– С Барисаглебска, – уточнил он и поискал глазами местных.

– Как там положение?

Курбан сделал жалобное лицо, при этом нервно мял завернутую в газету заварку чая, полученную с общяка. От чифира все равно не отказался, пил смачно прихлебывая. Было видно, больше всего на свете он не хочет обратно в Борисоглебск, и лишь присутствие местных, не дает ему с легкой душой прямо высказаться об этом лагере.

– Откуда сам?

– С Таджикистана.

– Таджик?

– Да, – покивал Курбан утвердительно, не понимая – хорошо это или плохо.

Нужда заставляла Курбана постоянно наведываться в котловую палату за чаем и куревом.
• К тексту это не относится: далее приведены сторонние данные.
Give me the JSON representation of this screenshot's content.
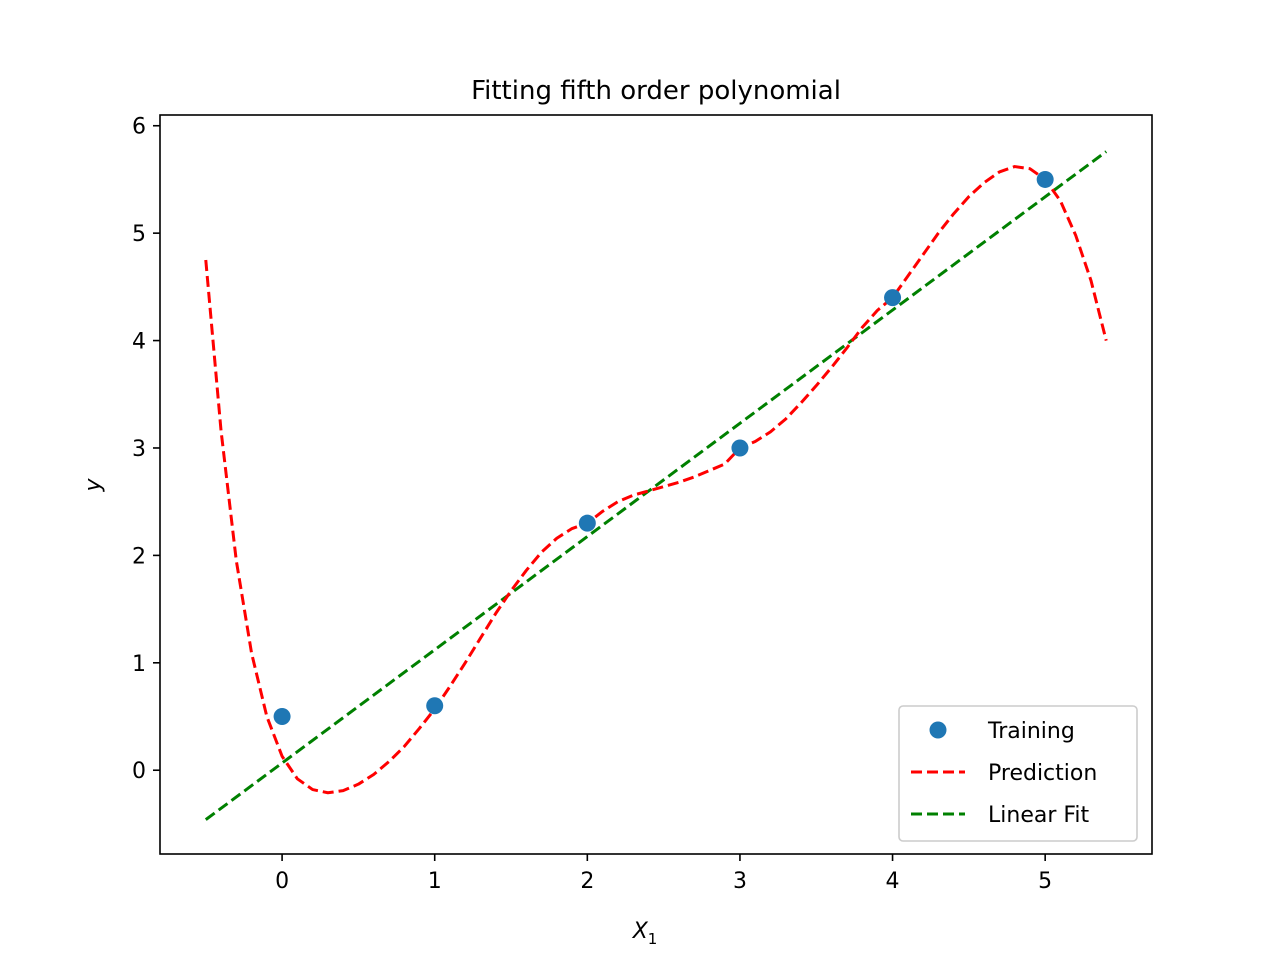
{
  "chart_data": {
    "type": "line",
    "title": "Fitting fifth order polynomial",
    "xlabel": "X",
    "xlabel_subscript": "1",
    "ylabel": "y",
    "xlim": [
      -0.8,
      5.7
    ],
    "ylim": [
      -0.78,
      6.1
    ],
    "xticks": [
      0,
      1,
      2,
      3,
      4,
      5
    ],
    "yticks": [
      0,
      1,
      2,
      3,
      4,
      5,
      6
    ],
    "grid": false,
    "legend_position": "lower-right",
    "series": [
      {
        "name": "Training",
        "kind": "scatter",
        "color": "#1f77b4",
        "x": [
          0,
          1,
          2,
          3,
          4,
          5
        ],
        "y": [
          0.5,
          0.6,
          2.3,
          3.0,
          4.4,
          5.5
        ]
      },
      {
        "name": "Prediction",
        "kind": "line",
        "style": "dashed",
        "color": "#ff0000",
        "x": [
          -0.5,
          -0.4,
          -0.3,
          -0.2,
          -0.1,
          0.0,
          0.1,
          0.2,
          0.3,
          0.4,
          0.5,
          0.6,
          0.7,
          0.8,
          0.9,
          1.0,
          1.1,
          1.2,
          1.3,
          1.4,
          1.5,
          1.6,
          1.7,
          1.8,
          1.9,
          2.0,
          2.1,
          2.2,
          2.3,
          2.4,
          2.5,
          2.6,
          2.7,
          2.8,
          2.9,
          3.0,
          3.1,
          3.2,
          3.3,
          3.4,
          3.5,
          3.6,
          3.7,
          3.8,
          3.9,
          4.0,
          4.1,
          4.2,
          4.3,
          4.4,
          4.5,
          4.6,
          4.7,
          4.8,
          4.9,
          5.0,
          5.1,
          5.2,
          5.3,
          5.4
        ],
        "y": [
          4.75,
          3.16,
          1.95,
          1.09,
          0.5,
          0.13,
          -0.08,
          -0.18,
          -0.21,
          -0.19,
          -0.13,
          -0.04,
          0.08,
          0.22,
          0.39,
          0.57,
          0.78,
          1.0,
          1.23,
          1.46,
          1.67,
          1.86,
          2.03,
          2.16,
          2.25,
          2.3,
          2.41,
          2.5,
          2.56,
          2.6,
          2.64,
          2.68,
          2.73,
          2.79,
          2.85,
          3.0,
          3.06,
          3.15,
          3.27,
          3.42,
          3.58,
          3.75,
          3.93,
          4.12,
          4.28,
          4.4,
          4.6,
          4.8,
          5.0,
          5.18,
          5.34,
          5.47,
          5.57,
          5.62,
          5.6,
          5.5,
          5.3,
          4.98,
          4.56,
          4.0
        ]
      },
      {
        "name": "Linear Fit",
        "kind": "line",
        "style": "dashed",
        "color": "#008000",
        "x": [
          -0.5,
          5.4
        ],
        "y": [
          -0.46,
          5.76
        ]
      }
    ]
  }
}
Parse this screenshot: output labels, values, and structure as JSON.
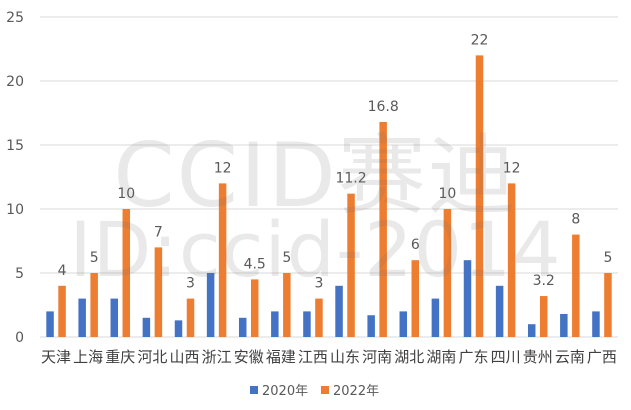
{
  "chart_data": {
    "type": "bar",
    "categories": [
      "天津",
      "上海",
      "重庆",
      "河北",
      "山西",
      "浙江",
      "安徽",
      "福建",
      "江西",
      "山东",
      "河南",
      "湖北",
      "湖南",
      "广东",
      "四川",
      "贵州",
      "云南",
      "广西"
    ],
    "series": [
      {
        "name": "2020年",
        "color": "#4472C4",
        "values": [
          2.0,
          3.0,
          3.0,
          1.5,
          1.3,
          5.0,
          1.5,
          2.0,
          2.0,
          4.0,
          1.7,
          2.0,
          3.0,
          6.0,
          4.0,
          1.0,
          1.8,
          2.0
        ]
      },
      {
        "name": "2022年",
        "color": "#ED7D31",
        "values": [
          4,
          5,
          10,
          7,
          3,
          12,
          4.5,
          5,
          3,
          11.2,
          16.8,
          6,
          10,
          22,
          12,
          3.2,
          8,
          5
        ],
        "labels": [
          "4",
          "5",
          "10",
          "7",
          "3",
          "12",
          "4.5",
          "5",
          "3",
          "11.2",
          "16.8",
          "6",
          "10",
          "22",
          "12",
          "3.2",
          "8",
          "5"
        ]
      }
    ],
    "ylim": [
      0,
      25
    ],
    "yticks": [
      0,
      5,
      10,
      15,
      20,
      25
    ],
    "grid": true,
    "legend": "bottom",
    "title": "",
    "xlabel": "",
    "ylabel": ""
  },
  "watermark": {
    "line1": "CCID赛迪",
    "line2": "ID:ccid-2014"
  },
  "colors": {
    "grid": "#D9D9D9",
    "axis": "#D9D9D9",
    "text": "#595959"
  }
}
Как бедолага, он ничем не брезговал. Хотя с мужиками пытался поставить себя на уровне. Проявлял принципиальность, иногда гордость.

С братвой был вежлив, острые углы обходил. Как старый марабу, блуждающий по лагерной саванне, понимал, куда можно сунуть клюв, а куда не стоит. Короче говоря, был тот еще пройдоха, насколько позволял интеллект фарса и социалистическо-азиатский опыт.

От администрации мог стерпеть многое. Но, бывало, пускался во все тяжкие и сиживал в штрафном изоляторе. Изолятор ему даже нравился – просить насущное не требовалось – крыша хорошо грелась. Попавшие в камеру после Курбана, хвалили его за поддерживаемую чистоту и порядок.

Во мне Курбан нашел родственную единоверную душу, и большую советскую энциклопедию. Сталкиваясь с неразрешимым вопросом, проблемой, приходил ко мне.

– Салам алейукум рахматуло ибн ази… – приветствовал на азиатский манер. – Так дела?

Курбан не мог понять разницу между «как» и «так», и лепил когда как. Если при разговоре это не замечалось, то когда он писал малявы, а бывало и такое, буква «т», стоя не на своем месте, кренилась, как старый пляжный гриб на сухом песке.

Срок у Курбана был семь лет. За что сидит – не распространялся, говорил коротко: «За барана». Никто в душу ему не лез. Чем мог заинтересовать невзрачный таджик без поддержки с воли?

– За какого барана семь лет дают? За курдючного? Или золоторунного? – подкалывал я его, понимая – темнит «воробской мужик».

Много позже, уже в лагере, Курбан поведал мне, что приехал в Воронежскую область, поселок Семилуки на заработки. Дома у него осталась жена и дети. Ведь кормить семью как-то надо. А на родине гражданская война: Вовчики и Юрчики власть не поделят. Сеют свинец из оставленного после развала Союза оружия, собирают урожай мертвяков. И как простому человеку жить?

Сколотил Курбан какую-никакую строительную бригаду. Ни шатко, ни валко, пошло, вроде бы, дело: меси цемент, клади кирпичи… Тут нарисовался какой-то семилукский авторитет.

При этих словах Курбан понижал голос и озирался.

Начал приставать, угрожать, чтоб платил, мол, ты на нашей земле и все такое. В очередной визит местного рэкетира, они снова не пришли к консенсусу. Блатные угрозы не возымели должного воздействия на пуганного таджикского прораба. Тогда авторитет схватил вилку со стола и воткнул Курбану в нос.

Пытаясь остановить кровь над раковиной, Курбан приметил в углу топор.

Сорок два удара зафиксировал криминалист на трупе потерпевшего.

Подавшись в бега, Курбан осел в приморской Одессе. Постепенно жемчужина у моря отогрела скованную страхом душу. Цветами акации зацвела новая жизнь! Курбан женился и народил двух дочек уже от дородной хохлушки. Он ласково называл жену Аксаначка, и скучал больше по одесской семье. Дома, в Таджикистане его похоронили и даже не вспоминали.

– Сколько ты пробегал?

– Семь лет, – говорил гордо Курбан. – Одевался в пиджак и галструк…

– Галстук?

– Да. Галструк. Представлялся Насрединовым Фахредином Мухрединовичем, или наоборот… Документов не было. Участковый меня спалил и сдал. А сначала мы как приятели были. Его мамочку еба… Потом по этапу в Воронежскую область привезли и осудили.